This article from Missoulian reporter Rob Cheney offers a real-world look at a thinning/restoration project.
James Stoker compared his log landing piles to sorting change in his pocket.
“That’s the nickels, that’s the dimes, that’s the quarters,” he said, pointing at stacks of de-limbed trees destined to become tipi poles, fence posts, firewood and lumber. “The pennies go to Bonner.”
Those “pennies” — trunks too spindly to make a single 2×4 — used to remain on the hillsides above Gold Creek when Plum Creek Timber Co. and its predecessors were cutting massive pine trees for the plywood mills in Bonner. Today, the mill yard is covered in pennies, and Stoker and his brother Mike make a living cutting, sorting and selling the logs they once left behind.

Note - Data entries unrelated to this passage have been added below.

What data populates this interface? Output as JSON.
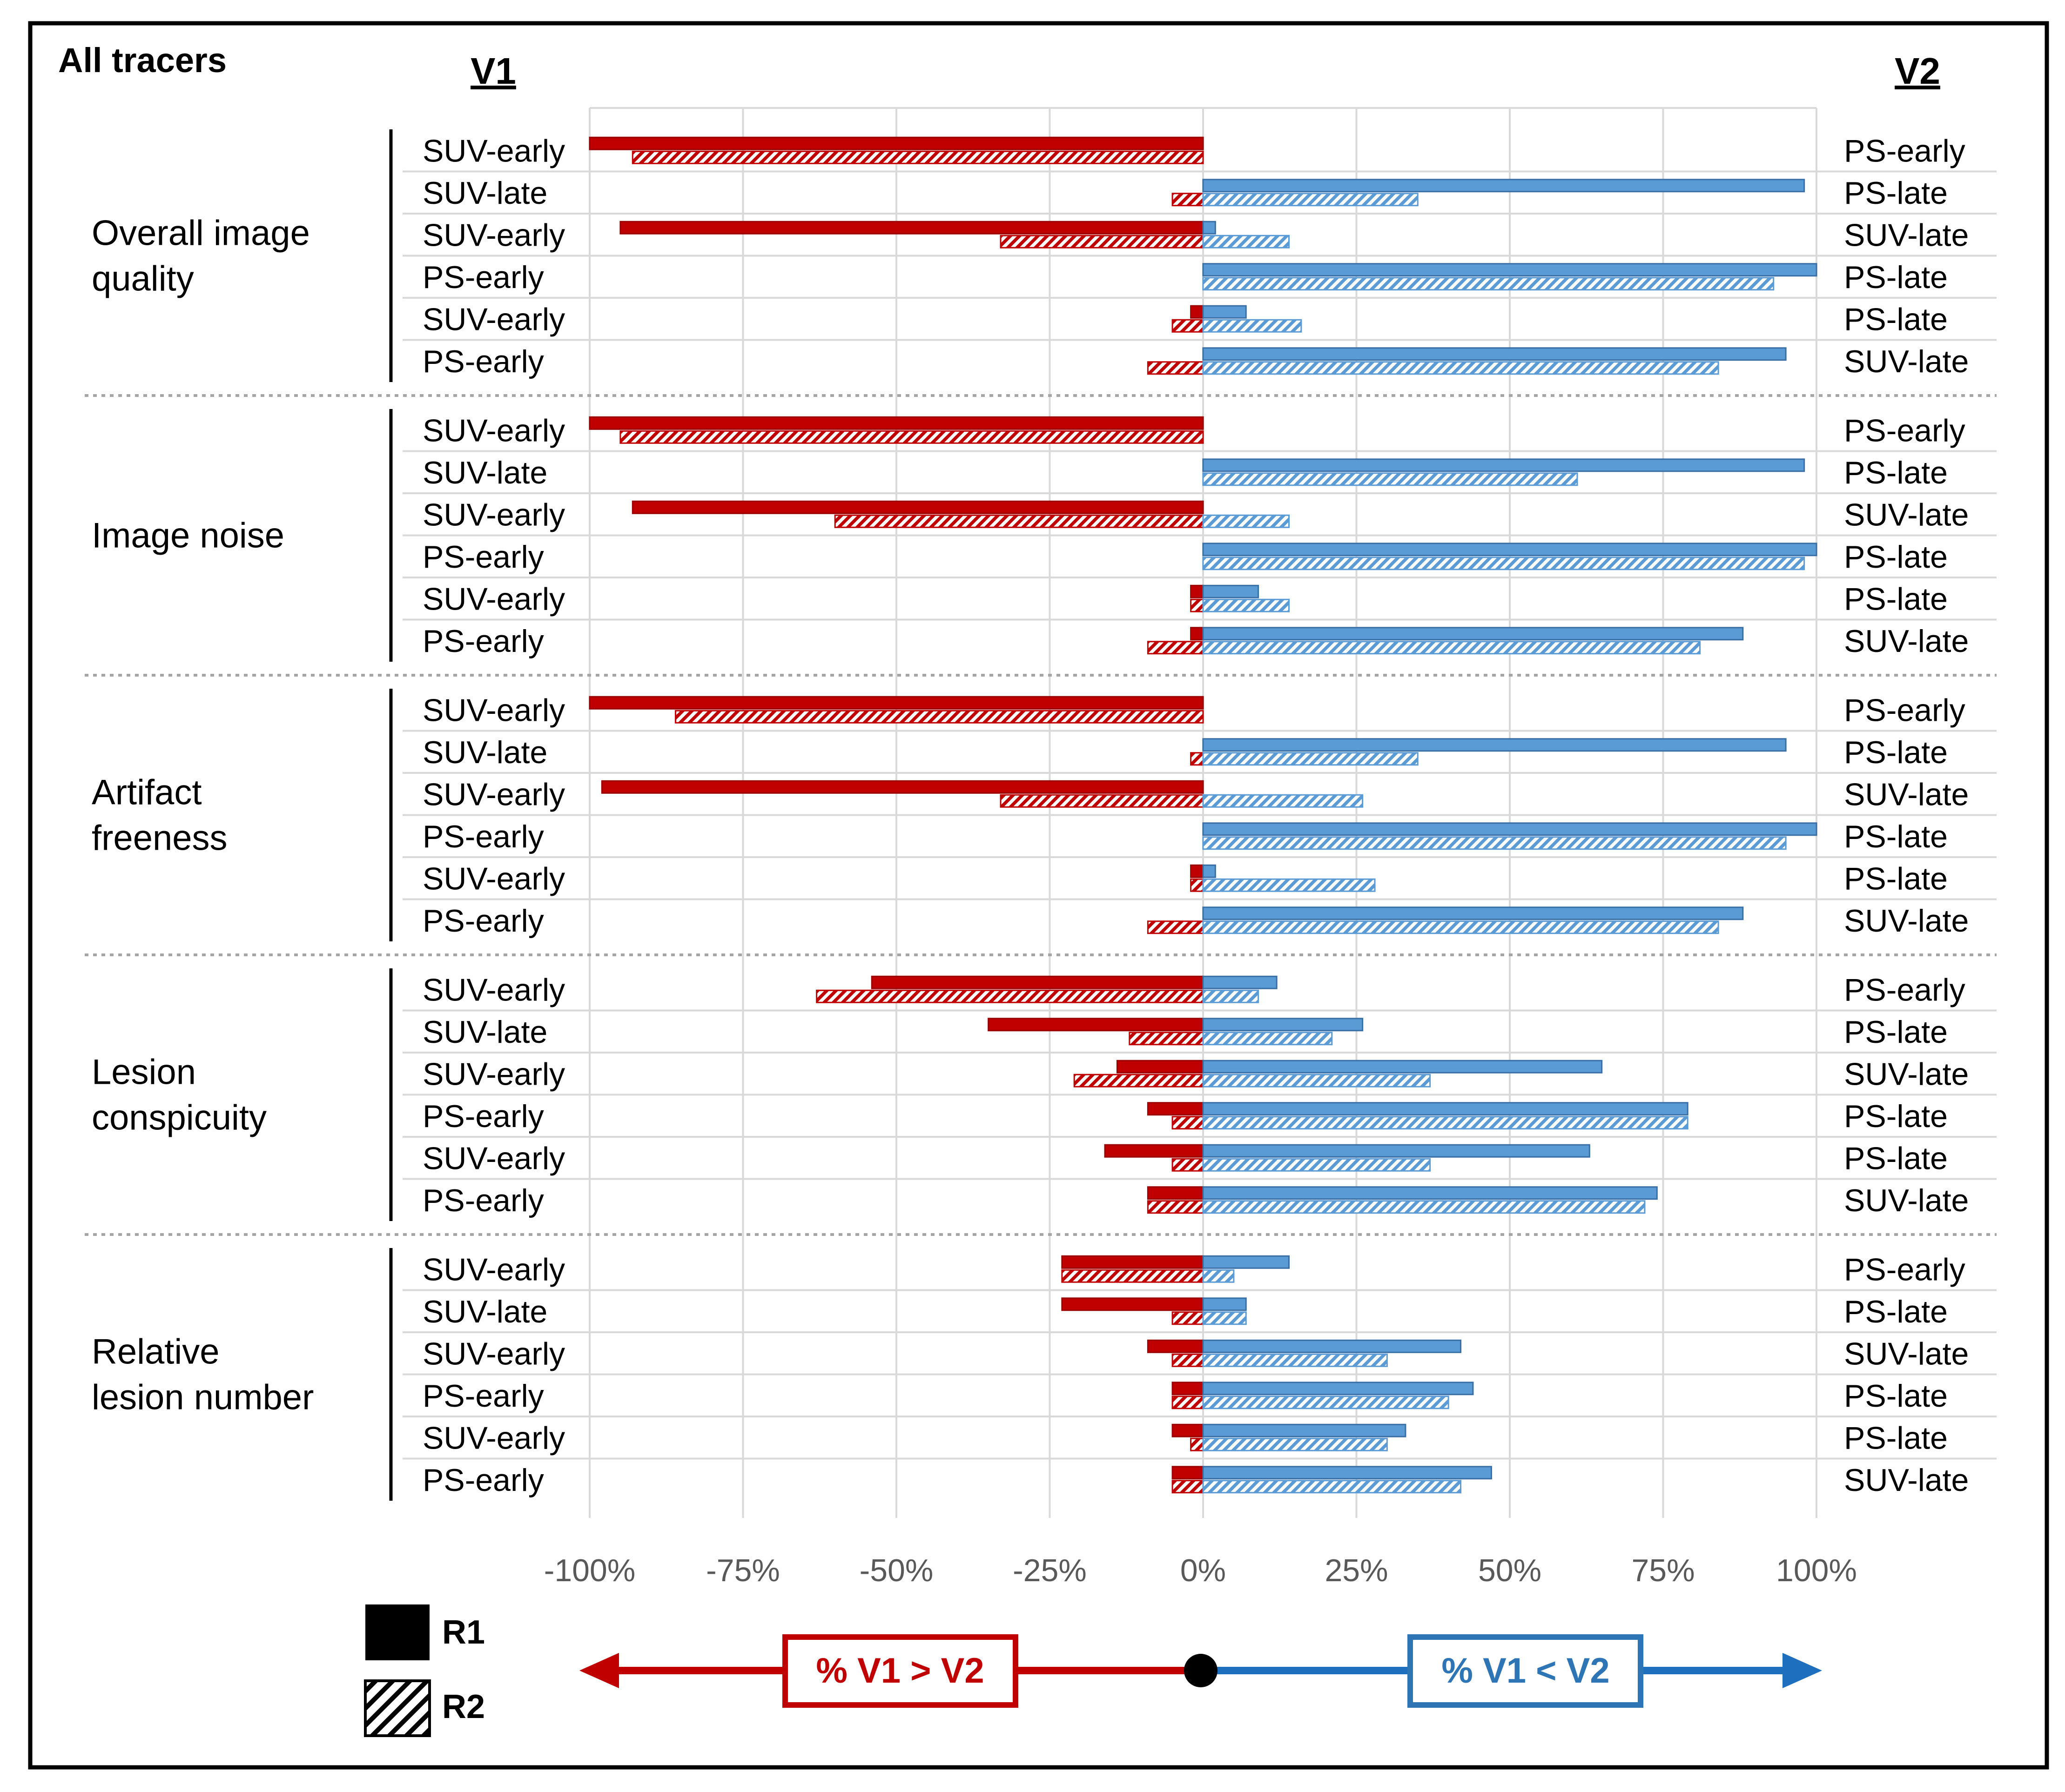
{
  "chart_data": {
    "type": "bar",
    "title": "All tracers",
    "left_header": "V1",
    "right_header": "V2",
    "x_ticks": [
      "-100%",
      "-75%",
      "-50%",
      "-25%",
      "0%",
      "25%",
      "50%",
      "75%",
      "100%"
    ],
    "xlim": [
      -100,
      100
    ],
    "series": [
      {
        "name": "R1",
        "pattern": "solid"
      },
      {
        "name": "R2",
        "pattern": "hatched"
      }
    ],
    "colors": {
      "negative": "#c00000",
      "positive": "#5b9bd5",
      "negative_hatch": "#e06060",
      "positive_hatch": "#7fb0df",
      "arrow_left": "#c00000",
      "arrow_right": "#1f6fbf"
    },
    "groups": [
      {
        "name": "Overall image quality",
        "name_lines": [
          "Overall image",
          "quality"
        ],
        "rows": [
          {
            "v1": "SUV-early",
            "v2": "PS-early",
            "r1_neg": -100,
            "r1_pos": 0,
            "r2_neg": -93,
            "r2_pos": 0
          },
          {
            "v1": "SUV-late",
            "v2": "PS-late",
            "r1_neg": 0,
            "r1_pos": 98,
            "r2_neg": -5,
            "r2_pos": 35
          },
          {
            "v1": "SUV-early",
            "v2": "SUV-late",
            "r1_neg": -95,
            "r1_pos": 2,
            "r2_neg": -33,
            "r2_pos": 14
          },
          {
            "v1": "PS-early",
            "v2": "PS-late",
            "r1_neg": 0,
            "r1_pos": 100,
            "r2_neg": 0,
            "r2_pos": 93
          },
          {
            "v1": "SUV-early",
            "v2": "PS-late",
            "r1_neg": -2,
            "r1_pos": 7,
            "r2_neg": -5,
            "r2_pos": 16
          },
          {
            "v1": "PS-early",
            "v2": "SUV-late",
            "r1_neg": 0,
            "r1_pos": 95,
            "r2_neg": -9,
            "r2_pos": 84
          }
        ]
      },
      {
        "name": "Image noise",
        "name_lines": [
          "Image noise"
        ],
        "rows": [
          {
            "v1": "SUV-early",
            "v2": "PS-early",
            "r1_neg": -100,
            "r1_pos": 0,
            "r2_neg": -95,
            "r2_pos": 0
          },
          {
            "v1": "SUV-late",
            "v2": "PS-late",
            "r1_neg": 0,
            "r1_pos": 98,
            "r2_neg": 0,
            "r2_pos": 61
          },
          {
            "v1": "SUV-early",
            "v2": "SUV-late",
            "r1_neg": -93,
            "r1_pos": 0,
            "r2_neg": -60,
            "r2_pos": 14
          },
          {
            "v1": "PS-early",
            "v2": "PS-late",
            "r1_neg": 0,
            "r1_pos": 100,
            "r2_neg": 0,
            "r2_pos": 98
          },
          {
            "v1": "SUV-early",
            "v2": "PS-late",
            "r1_neg": -2,
            "r1_pos": 9,
            "r2_neg": -2,
            "r2_pos": 14
          },
          {
            "v1": "PS-early",
            "v2": "SUV-late",
            "r1_neg": -2,
            "r1_pos": 88,
            "r2_neg": -9,
            "r2_pos": 81
          }
        ]
      },
      {
        "name": "Artifact freeness",
        "name_lines": [
          "Artifact",
          "freeness"
        ],
        "rows": [
          {
            "v1": "SUV-early",
            "v2": "PS-early",
            "r1_neg": -100,
            "r1_pos": 0,
            "r2_neg": -86,
            "r2_pos": 0
          },
          {
            "v1": "SUV-late",
            "v2": "PS-late",
            "r1_neg": 0,
            "r1_pos": 95,
            "r2_neg": -2,
            "r2_pos": 35
          },
          {
            "v1": "SUV-early",
            "v2": "SUV-late",
            "r1_neg": -98,
            "r1_pos": 0,
            "r2_neg": -33,
            "r2_pos": 26
          },
          {
            "v1": "PS-early",
            "v2": "PS-late",
            "r1_neg": 0,
            "r1_pos": 100,
            "r2_neg": 0,
            "r2_pos": 95
          },
          {
            "v1": "SUV-early",
            "v2": "PS-late",
            "r1_neg": -2,
            "r1_pos": 2,
            "r2_neg": -2,
            "r2_pos": 28
          },
          {
            "v1": "PS-early",
            "v2": "SUV-late",
            "r1_neg": 0,
            "r1_pos": 88,
            "r2_neg": -9,
            "r2_pos": 84
          }
        ]
      },
      {
        "name": "Lesion conspicuity",
        "name_lines": [
          "Lesion",
          "conspicuity"
        ],
        "rows": [
          {
            "v1": "SUV-early",
            "v2": "PS-early",
            "r1_neg": -54,
            "r1_pos": 12,
            "r2_neg": -63,
            "r2_pos": 9
          },
          {
            "v1": "SUV-late",
            "v2": "PS-late",
            "r1_neg": -35,
            "r1_pos": 26,
            "r2_neg": -12,
            "r2_pos": 21
          },
          {
            "v1": "SUV-early",
            "v2": "SUV-late",
            "r1_neg": -14,
            "r1_pos": 65,
            "r2_neg": -21,
            "r2_pos": 37
          },
          {
            "v1": "PS-early",
            "v2": "PS-late",
            "r1_neg": -9,
            "r1_pos": 79,
            "r2_neg": -5,
            "r2_pos": 79
          },
          {
            "v1": "SUV-early",
            "v2": "PS-late",
            "r1_neg": -16,
            "r1_pos": 63,
            "r2_neg": -5,
            "r2_pos": 37
          },
          {
            "v1": "PS-early",
            "v2": "SUV-late",
            "r1_neg": -9,
            "r1_pos": 74,
            "r2_neg": -9,
            "r2_pos": 72
          }
        ]
      },
      {
        "name": "Relative lesion number",
        "name_lines": [
          "Relative",
          "lesion number"
        ],
        "rows": [
          {
            "v1": "SUV-early",
            "v2": "PS-early",
            "r1_neg": -23,
            "r1_pos": 14,
            "r2_neg": -23,
            "r2_pos": 5
          },
          {
            "v1": "SUV-late",
            "v2": "PS-late",
            "r1_neg": -23,
            "r1_pos": 7,
            "r2_neg": -5,
            "r2_pos": 7
          },
          {
            "v1": "SUV-early",
            "v2": "SUV-late",
            "r1_neg": -9,
            "r1_pos": 42,
            "r2_neg": -5,
            "r2_pos": 30
          },
          {
            "v1": "PS-early",
            "v2": "PS-late",
            "r1_neg": -5,
            "r1_pos": 44,
            "r2_neg": -5,
            "r2_pos": 40
          },
          {
            "v1": "SUV-early",
            "v2": "PS-late",
            "r1_neg": -5,
            "r1_pos": 33,
            "r2_neg": -2,
            "r2_pos": 30
          },
          {
            "v1": "PS-early",
            "v2": "SUV-late",
            "r1_neg": -5,
            "r1_pos": 47,
            "r2_neg": -5,
            "r2_pos": 42
          }
        ]
      }
    ],
    "legend": {
      "r1": "R1",
      "r2": "R2"
    },
    "bottom_labels": {
      "left": "% V1 > V2",
      "right": "% V1 < V2"
    }
  }
}
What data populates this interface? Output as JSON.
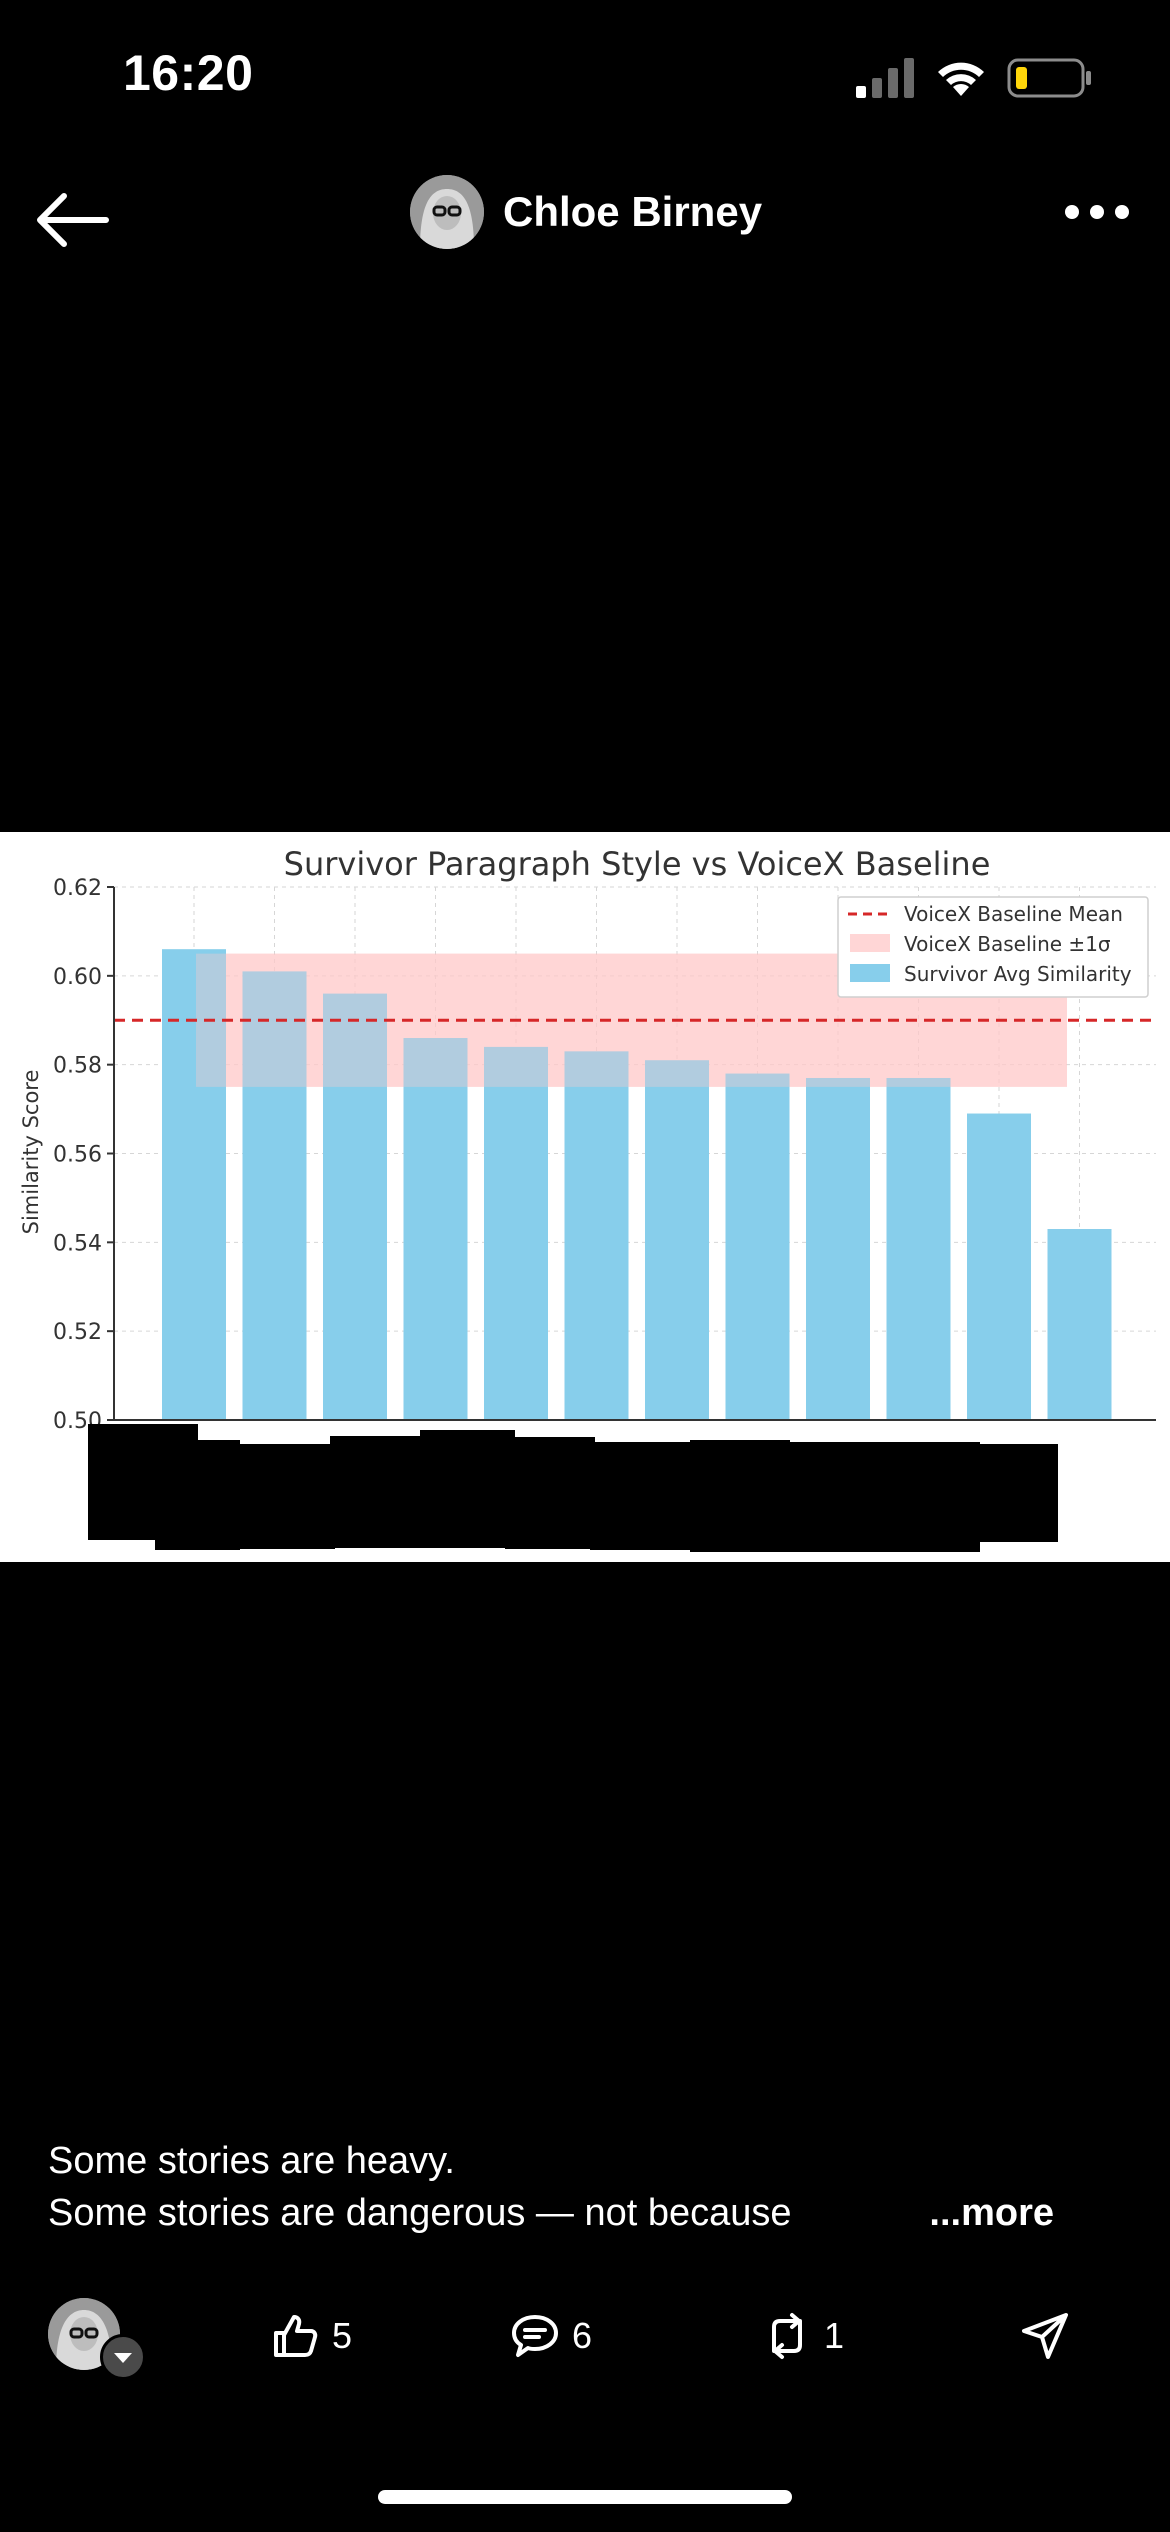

Instead, what they leave behind are slopes with mature western larch, Ponderosa pine and Douglas fir trees spaced 30 to 50 feet apart at random intervals. The spacing mimics the stumps of the old-growth trees cut in the industrial logging days.
“This is not a timber sale,” BLM Forester Kyle Johnson said. “It’s a stewardship project. It’s based on the relationship we have built with the Stokers, and the relationships they have with small mills.”
Without those relationships, BLM would need to spend between $700 and $1,500 an acre to thin the forest. Finding markets for the little trees, and loggers to cut them, brings the taxpayer cost down to $60 an acre, Johnson said.